Quando um samba entoa que Desde 1500 / Tem mais invasão do que descobrimento / Tem sangue retinto pisado / Atrás do herói emoldurado / Mulheres, tamoios, mulatos / Eu quero um país que não está no retrato, com olhos marejados sou convocada para a luta, para ação em comunidade, para pensar o futuro dos que virão depois de mim.  

Quando Bia Ferreira faz a prece: Do Olorum, Oxóssi ouve as minhas preces 
E Oxalá desce pra nos abençoar / Euaba Ossa in Logunedé / Comigo ninguém pode, eu sou herdeira dessa fé; sou automaticamente conectada ao divino, a uma crença que foi demonizada, inferiorizada, desclassificada. Um projeto cujo objetivo era colonizar meu pensamento, meu corpo, minha fé.  

Quando a Funmilayo Afrobeat Orquestra canta Me construí / Na negação do que eu sou / Reconstruí / Negra e ação, hoje eu sou; percebo que não estou só, e tudo bem reconstruir minha identidade.  


Sou muito impactada por essa poesia que exalta, colore e alegra a cultura afro-brasileira e que desconstrói estereótipos. Nós não somos descendentes de escravizados, como muitas vezes a mídia, os livros escolares, as narrativas criadas em torno da nossa história são comumente reveladas e ensinadas. Nossos passos vêm de muito longe e somos produtores ancestrais de saberes, de culturas, de conhecimento.  

Disseram que meu cabelo é ruim, que havia um defeito na cor da minha pele. Que eu não era capaz. Eles tentaram e falharam solenemente.  

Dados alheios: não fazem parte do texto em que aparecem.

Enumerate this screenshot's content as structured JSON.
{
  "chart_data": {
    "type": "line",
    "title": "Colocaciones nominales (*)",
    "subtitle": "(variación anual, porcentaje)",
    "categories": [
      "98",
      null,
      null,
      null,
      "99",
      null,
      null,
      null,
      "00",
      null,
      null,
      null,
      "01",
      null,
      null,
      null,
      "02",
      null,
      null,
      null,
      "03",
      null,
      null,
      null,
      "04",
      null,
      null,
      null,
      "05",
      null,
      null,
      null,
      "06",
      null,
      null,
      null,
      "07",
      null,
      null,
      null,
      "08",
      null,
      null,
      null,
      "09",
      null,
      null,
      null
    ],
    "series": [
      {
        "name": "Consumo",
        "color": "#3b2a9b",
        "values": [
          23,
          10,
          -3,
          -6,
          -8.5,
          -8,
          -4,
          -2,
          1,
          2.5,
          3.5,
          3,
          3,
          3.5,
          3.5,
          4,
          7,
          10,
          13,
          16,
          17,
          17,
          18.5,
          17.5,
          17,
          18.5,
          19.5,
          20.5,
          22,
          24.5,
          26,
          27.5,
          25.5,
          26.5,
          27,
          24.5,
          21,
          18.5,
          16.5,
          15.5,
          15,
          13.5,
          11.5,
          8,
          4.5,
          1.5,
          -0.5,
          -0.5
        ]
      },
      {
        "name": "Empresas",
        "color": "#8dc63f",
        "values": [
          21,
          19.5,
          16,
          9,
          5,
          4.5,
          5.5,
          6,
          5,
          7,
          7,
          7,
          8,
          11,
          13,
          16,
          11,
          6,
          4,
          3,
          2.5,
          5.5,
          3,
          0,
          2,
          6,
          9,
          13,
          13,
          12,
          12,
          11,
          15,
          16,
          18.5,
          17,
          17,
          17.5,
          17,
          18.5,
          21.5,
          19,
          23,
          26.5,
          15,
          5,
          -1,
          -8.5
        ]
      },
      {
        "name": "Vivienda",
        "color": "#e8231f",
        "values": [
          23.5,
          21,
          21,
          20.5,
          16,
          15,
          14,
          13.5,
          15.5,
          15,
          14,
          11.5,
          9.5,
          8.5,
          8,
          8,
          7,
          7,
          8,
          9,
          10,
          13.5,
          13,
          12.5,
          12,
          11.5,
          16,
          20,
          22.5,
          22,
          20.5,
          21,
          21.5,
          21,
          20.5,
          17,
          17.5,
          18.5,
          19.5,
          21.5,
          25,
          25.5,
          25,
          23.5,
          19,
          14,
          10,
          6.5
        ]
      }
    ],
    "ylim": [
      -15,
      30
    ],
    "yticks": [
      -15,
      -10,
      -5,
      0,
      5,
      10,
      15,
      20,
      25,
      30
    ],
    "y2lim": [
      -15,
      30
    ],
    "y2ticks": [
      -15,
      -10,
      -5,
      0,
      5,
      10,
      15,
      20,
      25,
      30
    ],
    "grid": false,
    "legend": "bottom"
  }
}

Minha história é construída a partir do pertencimento a um grupo étnico que influenciou e influencia fortemente a cultura brasileira. Tem sotaque, tem tempero, tem história. É samba, é pop, é hip-hop, é afrobeat, é brasileira. É coisa de preto – ou melhor, de preta.  

É pura magia negra.  

*Ana Cristina Pinho é jornalista, produtora audiovisual e pesquisadora com ênfase nas relações étnico-raciais no Brasil e em países afro-diaspóricos. É integrante da Apan – Associação dos Profissionais do Audiovisual Negro e também do Mulheres Negras no Audiovisual.  Iniciou a pós-graduação no Centro de Estudos Latino-Americano sobre Cultura e Comunicação (CELACC), na Escola de Comunicação e Artes (ECA), da Universidade de São Paulo (USP), no curso Cultura, Educação e Relações Étnico-raciais no qual se dedica à pesquisa de ações antirracistas nas instituições, mais especificamente nas áreas de comunicação e educação.  É sócia-fundadora do Centro de Estudos Antirracista e Amefricano (Ceaam), cujo objetivo é oferecer cursos sobre as relações étnico-raciais para professores, empresas e interessados em geral. É funcionária do Sesc São Paulo desde 2000, atuando nas áreas de atendimento, comunicação e produção. Nesta instituição, faz parte da equipe de produção dos cursos EAD, no Sesc Digital. É mãe do Martim Ayô.